We needed a film, a projector, and a venue. I rented a 16mm print of Nosferatu from a fellow in NYC and rented the Monroe County Public Library’s auditorium. All we needed to do then was to keep practicing, promote, and hope that someone showed up.

My friend Chuck offered to be our projectionist and helped us get things set up the day of the performance. Once all the gear was in place we were ready for a practice run-through. The film started to roll. We played for about a minute and realized that the print we received was running at a much higher rate of speed than the one we had been rehearsing to. We were nothing short of freaked out and were going to have to speed things up somehow. At this point we had an hour or so to play with the print and were able to make a game plan – cut impulses to repeat things and watch one another with a higher than our already high degree of attention. We made it through somehow and the audience seemed to really like what we had done. We actually made some money much to our amazement.

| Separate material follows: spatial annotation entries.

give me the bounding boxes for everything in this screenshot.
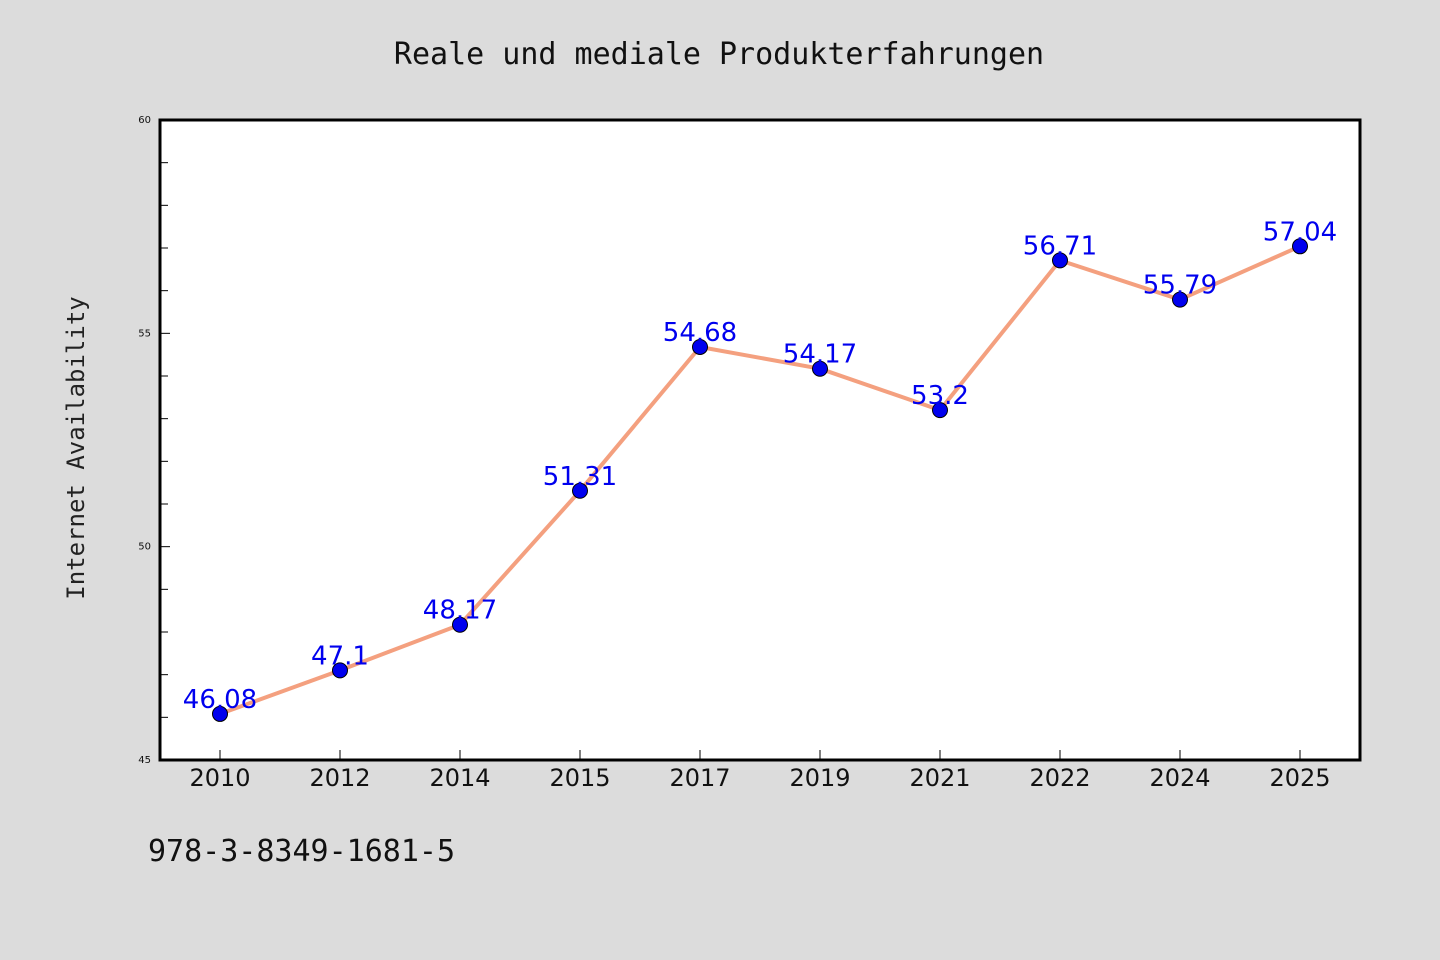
data-point-marker — [1052, 252, 1068, 269]
data-point-label: 54.17 — [783, 340, 857, 370]
data-point-label: 48.17 — [423, 596, 497, 626]
y-tick-label: 55 — [138, 328, 151, 339]
y-tick-label: 50 — [138, 542, 151, 553]
x-tick-label: 2010 — [189, 764, 250, 792]
data-point-label: 56.71 — [1023, 231, 1097, 261]
data-point-marker — [1172, 291, 1188, 308]
data-markers — [212, 238, 1308, 722]
y-axis: 45 50 55 60 — [138, 115, 170, 766]
x-tick-label: 2014 — [429, 764, 490, 792]
data-point-marker — [212, 705, 228, 722]
data-point-label: 46.08 — [183, 685, 257, 715]
y-axis-label: Internet Availability — [62, 296, 90, 599]
x-tick-label: 2012 — [309, 764, 370, 792]
x-tick-label: 2019 — [789, 764, 850, 792]
x-tick-label: 2021 — [909, 764, 970, 792]
x-axis: 2010 2012 2014 2015 2017 2019 2021 2022 2024 2025 — [189, 750, 1331, 792]
data-point-marker — [932, 402, 948, 419]
data-point-marker — [332, 662, 348, 679]
data-point-marker — [452, 616, 468, 633]
data-point-label: 47.1 — [311, 641, 369, 671]
x-tick-label: 2017 — [669, 764, 730, 792]
data-point-label: 51.31 — [543, 462, 617, 492]
data-point-marker — [1292, 238, 1308, 255]
x-tick-label: 2024 — [1149, 764, 1210, 792]
x-tick-label: 2015 — [549, 764, 610, 792]
plot-area — [158, 118, 1362, 762]
data-point-marker — [572, 482, 588, 499]
x-tick-label: 2022 — [1029, 764, 1090, 792]
data-point-label: 53.2 — [911, 381, 969, 411]
data-point-marker — [692, 338, 708, 355]
y-tick-label: 45 — [138, 755, 151, 766]
data-point-label: 57.04 — [1263, 217, 1337, 247]
footnote-isbn: 978-3-8349-1681-5 — [148, 834, 456, 869]
chart-title: Reale und mediale Produkterfahrungen — [394, 37, 1044, 72]
data-point-marker — [812, 360, 828, 377]
data-point-label: 54.68 — [663, 318, 737, 348]
y-tick-label: 60 — [138, 115, 151, 126]
series-line — [219, 244, 1301, 716]
x-tick-label: 2025 — [1269, 764, 1330, 792]
data-labels: 46.08 47.1 48.17 51.31 54.68 54.17 53.2 56.71 55… — [183, 217, 1337, 715]
data-point-label: 55.79 — [1143, 271, 1217, 301]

Wouldn’t it be cool if we could do this again, but not have to worry about renting the film or the hall? Enter Peter LoPilato and The Ryder film series. I was an adoring fan of The Ryder even before I moved to Bloomington. While attending Wabash College in Crawfordsville, I would occasionally drive to Bloomington to check out something wonderful – Swimming to Cambodia with Spalding Gray or Home of the Brave by Laurie Anderson (neither of which are on DVD – a terrible shame). Peter offered us a chance to play several dates in late October as part of the film series… for four wonderful years. Our last show and the last time I played publically as a member of M was for The Ryder in early November of 1999.
P
Jason moved away to North Carolina where he has become a tenured professor of religious studies. Bennett is now a high school science teacher that drums professionally on evenings and weekends. I gave up music theory for a career in IT, working on the high performance storage system that backs the Big Red II supercomputer.

Over the years Peter would suggest that “the lads get back together.” It was a tempting idea, but reuniting would prove difficult. Years became a decade and then some. But as I’ve said, my father taught me to be patient. And then the IU Cinema opened. Jon Vickers, director of the Cinema, has done so much in his role to provide members of the Bloomington community with truly amazing cinematic experiences. I had no idea that we would have a chance to play at the IU Cinema, but I sent mail to Peter and slipped Jon a DVD document of one of our 1999 performances. I was both surprised and elated to hear that Jon and Peter were interested in scheduling us for this fall. This was an offer that our geographically challenged band could not refuse. So I hope you’ll come to see us perform our score for Nosferatu on October 27th at the IU Cinema. We’re not sexy and well-dressed like other bands but we’ve got big ears and know how to rock.